Well we hardly ever disagree, so I am reluctant to raise the question, but isn't this a question as to whether or not a benefit above 415 has been accrued? I have heard Jim Holland say over and over that the answer is no. And, I could be wrong, and I haven't researched this recently, but I have looked at this in the past and I did not arrive at your conclusion.

Maybe others could chime in.

Posted

I can think of three things against the thought that the benefit is limited:

1) Why would (a)(4) reference testing with or without regard to 415 if you could never accrue more than 415?

2) Why would the document I just pulled out reference what I described in the last post?

3) How would you generate an amendment base under unit credit for a COLA increase if the benefit was limited to the prior 415?

I take it to be a yearly comparison of the plan benefit versus the limit in effect that year versus a static plan benefit.

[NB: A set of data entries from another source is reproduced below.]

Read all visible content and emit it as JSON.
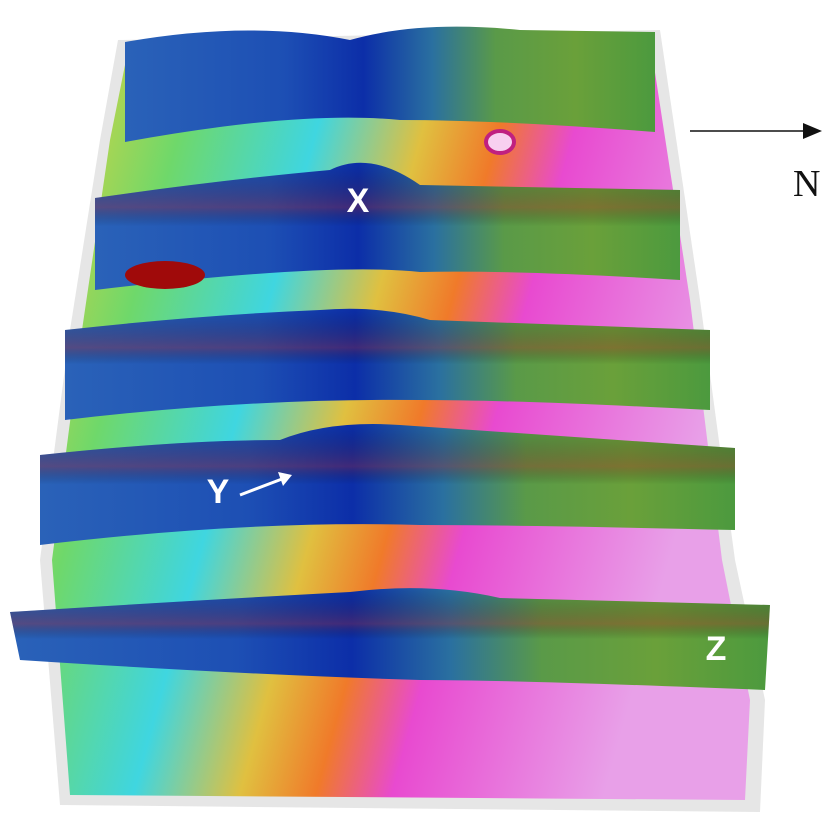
{
  "labels": {
    "x": "X",
    "y": "Y",
    "z": "Z",
    "north": "N"
  }
}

"What's in the big salad?"

"Big lettuce, big carrots, tomatoes like volleyballs."

Posted

Never mind, maybe a compromise is the correct solution.

Sure, you can increase a non-terminated participant's benefit for whatever you wish, including 415 indexing. But i would submit that it is not a "frozen plan" and that testing is necessary for 401(a)(26), 410(b) and possibly 401(a)(4).

The situation that I described assumed a non-employee, which is not Gary's situation.